Private-equity managers' gifts to relatives typically include a low-valued “vertical slice” of their general-partner interest in a fund, which includes a piece of their carried interest, Mr. Wilfert said. That way, if the investment does well, it appreciates in a trust free of estate and gift taxes. Facing the risk of a shrinking exemption, clients are taking an opposite approach. To reach that ceiling and place assets into trusts before Dec. 31, they are using cash, securities or real estate, Mr. Wilfert said. One strategy is to set up so-called grantor trusts, said Hunter Payne, partner and general counsel at Harbour Capital Advisors LLC. Such trusts often allow the creators to swap initial assets for ones of equal value later, such as investments in a family partnership that is funded with proportionate shares of private-equity-fund interests, he said.
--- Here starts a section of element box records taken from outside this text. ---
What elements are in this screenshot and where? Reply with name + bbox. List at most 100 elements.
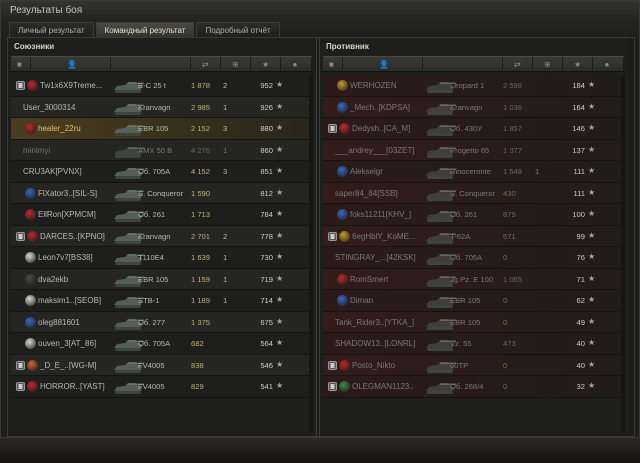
xp-value: 111: [573, 167, 585, 176]
player-name: minimyi: [23, 145, 51, 155]
allies-player-row[interactable]: DARCES..[KPNO] Kranvagn 2 701 2 778 ★: [11, 226, 312, 247]
vehicle-name: EBR 105: [450, 317, 481, 327]
xp-value: 541: [260, 382, 273, 391]
enemies-player-row[interactable]: ___andrey___[03ZET] Progetto 65 1 377 137 ★: [323, 139, 624, 161]
damage-value: 1 548: [503, 167, 523, 176]
allies-player-row[interactable]: CRU3AK[PVNX] Об. 705А 4 152 3 851 ★: [11, 161, 312, 183]
allies-header-platoon-col[interactable]: ■: [11, 57, 31, 72]
allies-player-row[interactable]: Tw1x6X9Treme... В-С 25 t 1 878 2 952 ★: [11, 75, 312, 97]
enemies-player-row[interactable]: STINGRAY_...[42KSK] Об. 705А 0 76 ★: [323, 247, 624, 269]
kills-value: 1: [223, 102, 228, 112]
player-name: Tank_Rider3..[YTKA_]: [335, 317, 415, 327]
damage-value: 4 276: [191, 145, 211, 155]
tab-personal[interactable]: Личный результат: [9, 22, 94, 38]
allies-header-damage-col[interactable]: ⇄: [191, 57, 221, 72]
xp-value: 778: [260, 231, 273, 241]
allies-player-row[interactable]: FlXator3..[SIL-S] S. Conqueror 1 590 812 ★: [11, 183, 312, 204]
star-icon: ★: [588, 273, 596, 283]
enemies-player-row[interactable]: Alekseigr Rinoceronte 1 548 1 111 ★: [323, 161, 624, 183]
allies-header-vehicle-col[interactable]: [111, 57, 191, 72]
player-name: foks11211[KHV_]: [350, 210, 412, 219]
enemies-header-player-col[interactable]: 👤: [343, 57, 423, 72]
star-icon: ★: [588, 166, 596, 175]
clan-emblem-icon: [25, 316, 36, 328]
damage-value: 879: [503, 210, 516, 219]
enemies-header-extra-col[interactable]: ●: [593, 57, 624, 72]
enemies-header-platoon-col[interactable]: ■: [323, 57, 343, 72]
xp-value: 719: [260, 274, 273, 284]
tab-detailed[interactable]: Подробный отчёт: [196, 22, 280, 38]
allies-header-xp-col[interactable]: ★: [251, 57, 281, 72]
star-icon: ★: [276, 209, 284, 218]
enemies-player-row[interactable]: 6egHblY_KoME... T-62A 671 99 ★: [323, 225, 624, 247]
star-icon: ★: [588, 80, 596, 89]
enemies-player-row[interactable]: Tank_Rider3..[YTKA_] EBR 105 0 49 ★: [323, 311, 624, 333]
allies-player-row[interactable]: _D_E_..[WG-M] FV4005 838 546 ★: [11, 355, 312, 376]
enemies-header-vehicle-col[interactable]: [423, 57, 503, 72]
enemies-header-xp-col[interactable]: ★: [563, 57, 593, 72]
damage-value: 1 878: [191, 81, 211, 90]
allies-player-row[interactable]: minimyi AMX 50 B 4 276 1 860 ★: [11, 140, 312, 161]
extra-sort-icon: ●: [604, 60, 610, 69]
enemies-player-row[interactable]: Dedysh..[CA_M] Об. 430У 1 857 146 ★: [323, 118, 624, 140]
star-icon: ★: [276, 230, 284, 240]
allies-player-row[interactable]: oleg881601 Об. 277 1 375 675 ★: [11, 312, 312, 333]
platoon-icon: [328, 360, 337, 370]
vehicle-name: S. Conqueror: [138, 188, 184, 198]
vehicle-name: Об. 430У: [450, 124, 482, 133]
enemies-player-row[interactable]: Posto_Nikto 60TP 0 40 ★: [323, 354, 624, 376]
vehicle-name: Об. 705А: [138, 339, 171, 348]
star-icon: ★: [276, 273, 284, 283]
star-icon: ★: [588, 230, 596, 240]
allies-player-row[interactable]: ouven_3[AT_86] Об. 705А 682 564 ★: [11, 333, 312, 355]
allies-player-row[interactable]: HORROR..[YAST] FV4005 829 541 ★: [11, 376, 312, 398]
allies-player-row[interactable]: Leon7v7[BS38] T110E4 1 639 1 730 ★: [11, 247, 312, 269]
vehicle-name: T110E4: [138, 253, 165, 262]
allies-player-row[interactable]: User_3000314 Kranvagn 2 985 1 926 ★: [11, 97, 312, 118]
clan-emblem-icon: [27, 230, 38, 242]
tab-team[interactable]: Командный результат: [95, 22, 195, 38]
allies-player-row[interactable]: dva2ekb EBR 105 1 159 1 719 ★: [11, 269, 312, 290]
vehicle-name: Об. 261: [138, 210, 166, 219]
enemies-player-row[interactable]: saper84_84[SSB] S. Conqueror 430 111 ★: [323, 182, 624, 204]
allies-player-row[interactable]: maksim1..[SEOB] STB-1 1 189 1 714 ★: [11, 290, 312, 312]
vehicle-name: Об. 277: [138, 317, 166, 327]
enemies-player-row[interactable]: RomSmert Jg.Pz. E 100 1 065 71 ★: [323, 268, 624, 290]
vehicle-name: FV4005: [138, 382, 165, 391]
tab-bar: Личный результат Командный результат Под…: [9, 22, 282, 38]
vehicle-name: T-62A: [450, 231, 471, 241]
enemies-player-row[interactable]: WERHOZEN Leopard 1 2 598 184 ★: [323, 75, 624, 97]
allies-header-extra-col[interactable]: ●: [281, 57, 312, 72]
allies-header-kills-col[interactable]: ⊕: [221, 57, 251, 72]
xp-value: 40: [576, 360, 585, 370]
star-icon: ★: [276, 381, 284, 390]
xp-value: 40: [576, 339, 585, 348]
enemies-panel: Противник ■ 👤 ⇄ ⊕ ★ ● WERHOZEN Leopard 1 2 598 1…: [319, 38, 628, 436]
enemies-player-row[interactable]: OLEGMAN1123.. Об. 268/4 0 32 ★: [323, 376, 624, 398]
allies-header-player-col[interactable]: 👤: [31, 57, 111, 72]
platoon-icon: [328, 124, 337, 133]
player-name: oleg881601: [38, 317, 80, 327]
enemies-header-kills-col[interactable]: ⊕: [533, 57, 563, 72]
xp-value: 99: [576, 231, 585, 241]
enemies-player-row[interactable]: foks11211[KHV_] Об. 261 879 100 ★: [323, 204, 624, 226]
xp-sort-icon: ★: [262, 60, 270, 69]
star-icon: ★: [588, 144, 596, 154]
clan-emblem-icon: [25, 295, 36, 306]
damage-value: 838: [191, 360, 204, 370]
enemies-header-damage-col[interactable]: ⇄: [503, 57, 533, 72]
enemies-scrollbar[interactable]: [621, 76, 625, 432]
enemies-player-row[interactable]: _Mech..[KDPSA] Kranvagn 1 036 164 ★: [323, 96, 624, 118]
allies-player-row[interactable]: EllRon[XPMCM] Об. 261 1 713 784 ★: [11, 204, 312, 226]
enemies-player-row[interactable]: SHADOW13..[LONRL] Vz. 55 473 40 ★: [323, 333, 624, 355]
vehicle-name: 60TP: [450, 360, 469, 370]
kills-value: 1: [223, 274, 228, 284]
allies-scrollbar[interactable]: [309, 76, 313, 432]
xp-value: 62: [576, 296, 585, 305]
allies-player-row[interactable]: healer_22ru EBR 105 2 152 3 880 ★: [11, 118, 312, 140]
player-name: healer_22ru: [38, 124, 81, 133]
clan-emblem-icon: [337, 80, 348, 91]
star-icon: ★: [588, 252, 596, 261]
damage-sort-icon: ⇄: [202, 60, 209, 69]
enemies-player-row[interactable]: Diman EBR 105 0 62 ★: [323, 290, 624, 312]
This year's presidential campaign focused attention on the taxation of private-equity managers such as Republican nominee Mitt Romney, the former chief executive of Bain Capital LLC, who built his wealth in the industry. His 2011 tax return showed that he paid a 14.1% federal tax rate on $13.7 million in income because much of his income was taxed at preferential rates.

CARRIED INTEREST

Carried interest is often taxed as capital gains. The top rate on long-term capital gains, now 15%, is lower than levies on ordinary income such as wages. The rate is set to rise to 20% next year. High-earners will face an additional 3.8% tax on investment income as a result of the 2010 health care law. Democrats such as Rep. Sander Levin of Michigan, the top member of his party on the House Ways and Means Committee, for five years have been seeking to tax carried interest as ordinary income. President Barack Obama's most recent budget also proposes the change, which, according to the Joint Committee on Taxation, would raise $16.8 billion over the next decade. Private-equity managers are preparing for changes in carried interest, said Jim Brown, a partner in the tax group at Willkie Farr & Gallagher LLP. Some are considering whether to accelerate gains on accrued carried interest at current tax rates. One way to do that is by transferring general-partner interests to an affiliate in a taxable transaction, Mr. Brown said. “The idea of the strategy is to do something that accelerates the gain” on the general partner's share of the underlying assets, he said. Once that gain is recognized, whatever is left can be protected from the higher rates, Mr. Brown said. The affiliate is usually set up as an S corporation or a non-U.S. firm based in a place such as the Cayman Islands so it isn't subject to corporate-level U.S. tax, he said. Taxpayers should make sure to follow Internal Revenue Service rules when setting one up, Mr. Brown said.